2016-03-12	feed: fix brain farts in new_oneline removal
	Ugh... Fixes: 476fc666c223 (reduce "PublicInbox::Hval->new_oneline" use)
2016-03-12	reduce "PublicInbox::Hval->new_oneline" use
	It's probably a bad idea to strip extraneous whitespace from some headers as an extra space may convey useful information. Newlines don't seem to be preserved by Email::MIME or Email::Simple anyways, so there's no danger in breaking formatting.
2016-03-05	feed: remove unnecessary encoding lookup
	We handle encoding-related things elsewhere.
2016-03-03	use raw header for Message-ID
	Message-IDs should not be MIME encoded, but in case they are, use the raw form for compatibility with ssoma and possibly other tools. This prevents a potential problem where a malicious client could confuse our storage layer into indexing incorrect contents.

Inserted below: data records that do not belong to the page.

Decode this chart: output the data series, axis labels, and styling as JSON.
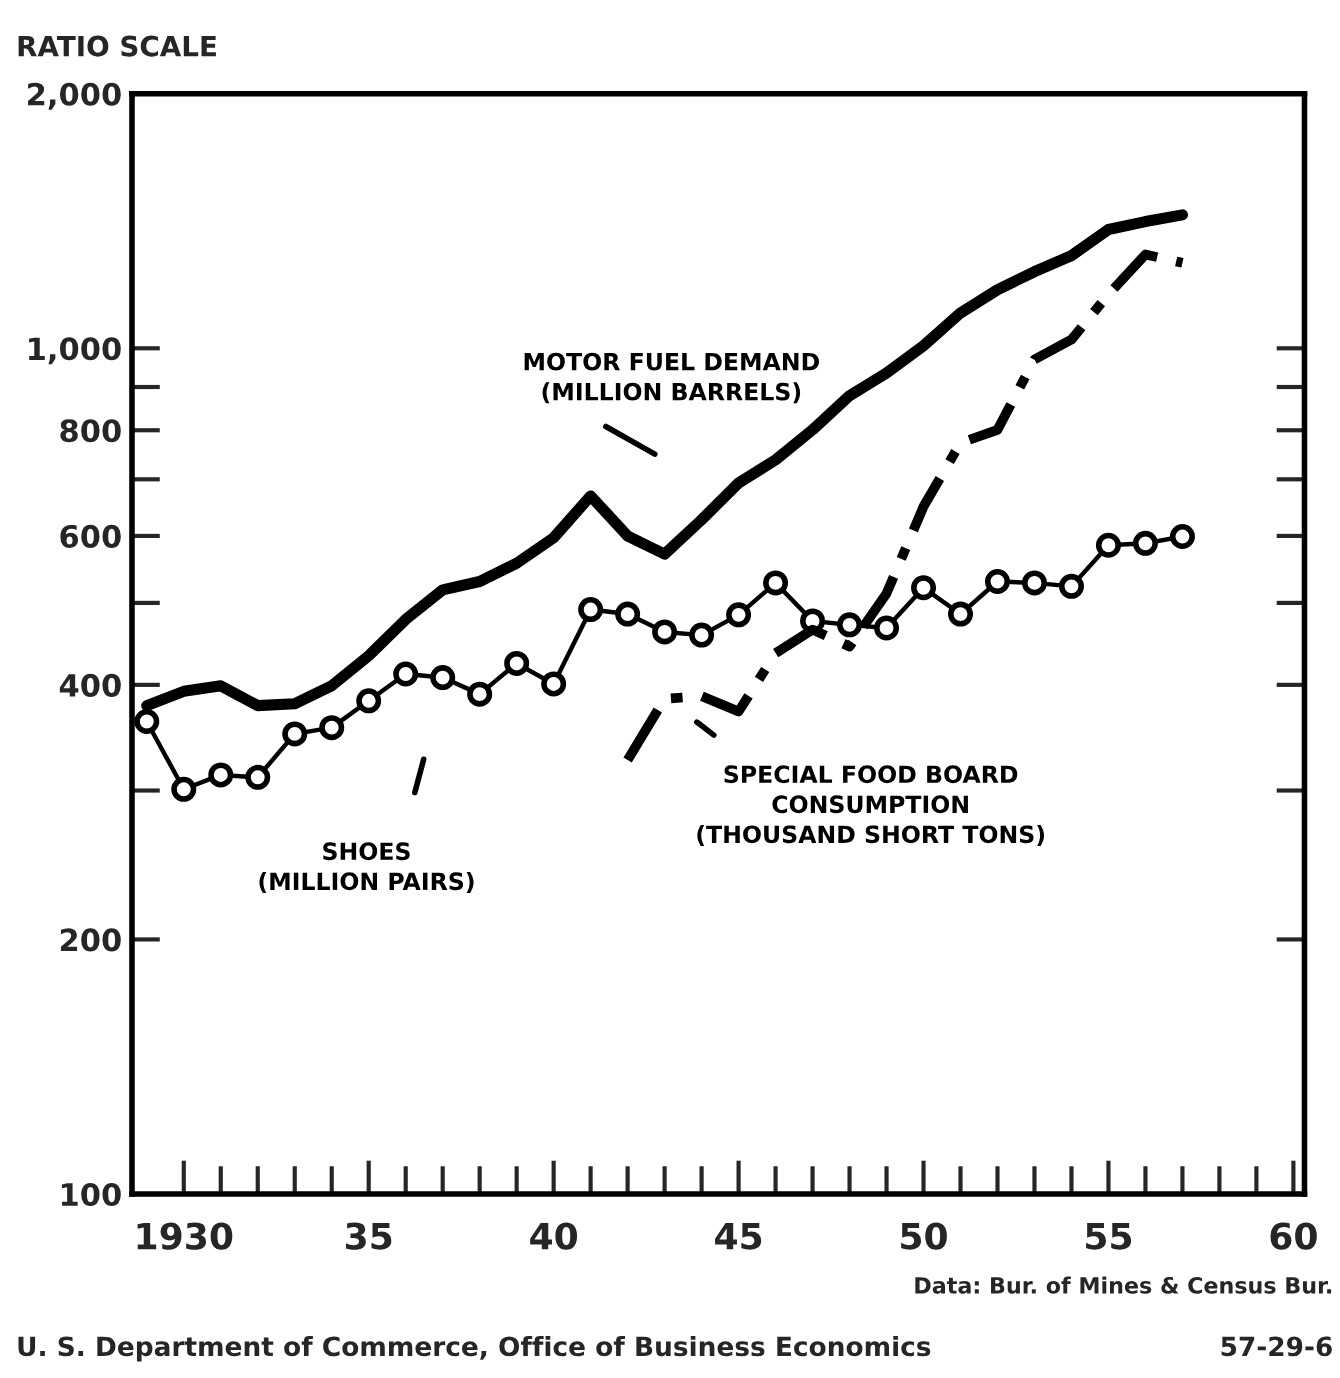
{
  "chart_data": {
    "type": "line",
    "ylabel": "RATIO SCALE",
    "log": "y",
    "grid": false,
    "legend": false,
    "xlim": [
      1928.6,
      1960.3
    ],
    "xticks": [
      {
        "value": 1930,
        "label": "1930"
      },
      {
        "value": 1931,
        "label": null
      },
      {
        "value": 1932,
        "label": null
      },
      {
        "value": 1933,
        "label": null
      },
      {
        "value": 1934,
        "label": null
      },
      {
        "value": 1935,
        "label": "35"
      },
      {
        "value": 1936,
        "label": null
      },
      {
        "value": 1937,
        "label": null
      },
      {
        "value": 1938,
        "label": null
      },
      {
        "value": 1939,
        "label": null
      },
      {
        "value": 1940,
        "label": "40"
      },
      {
        "value": 1941,
        "label": null
      },
      {
        "value": 1942,
        "label": null
      },
      {
        "value": 1943,
        "label": null
      },
      {
        "value": 1944,
        "label": null
      },
      {
        "value": 1945,
        "label": "45"
      },
      {
        "value": 1946,
        "label": null
      },
      {
        "value": 1947,
        "label": null
      },
      {
        "value": 1948,
        "label": null
      },
      {
        "value": 1949,
        "label": null
      },
      {
        "value": 1950,
        "label": "50"
      },
      {
        "value": 1951,
        "label": null
      },
      {
        "value": 1952,
        "label": null
      },
      {
        "value": 1953,
        "label": null
      },
      {
        "value": 1954,
        "label": null
      },
      {
        "value": 1955,
        "label": "55"
      },
      {
        "value": 1956,
        "label": null
      },
      {
        "value": 1957,
        "label": null
      },
      {
        "value": 1958,
        "label": null
      },
      {
        "value": 1959,
        "label": null
      },
      {
        "value": 1960,
        "label": "60"
      }
    ],
    "ylim": [
      100,
      2000
    ],
    "yticks": [
      100,
      200,
      {
        "value": 300,
        "label": null
      },
      400,
      {
        "value": 500,
        "label": null
      },
      600,
      {
        "value": 700,
        "label": null
      },
      800,
      {
        "value": 900,
        "label": null
      },
      {
        "value": 1000,
        "label": "1,000"
      },
      {
        "value": 2000,
        "label": "2,000"
      }
    ],
    "series": [
      {
        "name": "MOTOR FUEL DEMAND\n(MILLION BARRELS)",
        "color": "#000000",
        "line_style": "solid",
        "marker": "none",
        "x": [
          1929,
          1930,
          1931,
          1932,
          1933,
          1934,
          1935,
          1936,
          1937,
          1938,
          1939,
          1940,
          1941,
          1942,
          1943,
          1944,
          1945,
          1946,
          1947,
          1948,
          1949,
          1950,
          1951,
          1952,
          1953,
          1954,
          1955,
          1956,
          1957
        ],
        "values": [
          378,
          393,
          399,
          378,
          380,
          399,
          433,
          478,
          518,
          530,
          557,
          597,
          669,
          600,
          571,
          627,
          693,
          738,
          801,
          879,
          935,
          1007,
          1101,
          1173,
          1232,
          1287,
          1382,
          1412,
          1438
        ]
      },
      {
        "name": "SHOES\n(MILLION PAIRS)",
        "color": "#000000",
        "line_style": "solid",
        "marker": "circle",
        "x": [
          1929,
          1930,
          1931,
          1932,
          1933,
          1934,
          1935,
          1936,
          1937,
          1938,
          1939,
          1940,
          1941,
          1942,
          1943,
          1944,
          1945,
          1946,
          1947,
          1948,
          1949,
          1950,
          1951,
          1952,
          1953,
          1954,
          1955,
          1956,
          1957
        ],
        "values": [
          362,
          301,
          313,
          311,
          350,
          356,
          383,
          412,
          408,
          390,
          424,
          401,
          491,
          485,
          462,
          458,
          484,
          528,
          476,
          471,
          467,
          521,
          485,
          530,
          528,
          523,
          585,
          588,
          599
        ]
      },
      {
        "name": "SPECIAL FOOD BOARD\nCONSUMPTION\n(THOUSAND SHORT TONS)",
        "color": "#000000",
        "line_style": "dashdot",
        "marker": "none",
        "x": [
          1942,
          1943,
          1944,
          1945,
          1946,
          1947,
          1948,
          1949,
          1950,
          1951,
          1952,
          1953,
          1954,
          1955,
          1956,
          1957
        ],
        "values": [
          326,
          385,
          388,
          372,
          436,
          465,
          444,
          513,
          650,
          773,
          801,
          970,
          1024,
          1158,
          1291,
          1262
        ]
      }
    ],
    "annotations": [
      "Data: Bur. of Mines & Census Bur.",
      "U. S. Department of Commerce, Office of Business Economics",
      "57-29-6"
    ]
  }
}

2016-02-28	reduce calls to close unless error checks are needed
	We can rely on timely auto-destruction based on reference counting; reducing the chance of redundant close(2) calls which may hit the wront FD. We do care about certain close calls (e.g. writing to a buffered IO handle) if we require error-checking for write-integrity. In other cases, let things go out-of-scope so it can be freed automatically after use.
2016-02-25	remove direct CGI.pm support
	Relying on Plack::Handler::CGI is much easier for long-term maintenance and development. Nowadays, we even include our own httpd implementation to facilitate easier deployment with PSGI/Plack.
2016-02-13	feed: favor relative URL to Atom feed in HTML
	Normal browsers should understand relative path names. Atom feeds may be hosted externally and seems to need full URLs.
2016-02-08	feed: declare alternate link to HTML interface
	It seems we need to declare "alternate" and "text/html" at least for feed readers.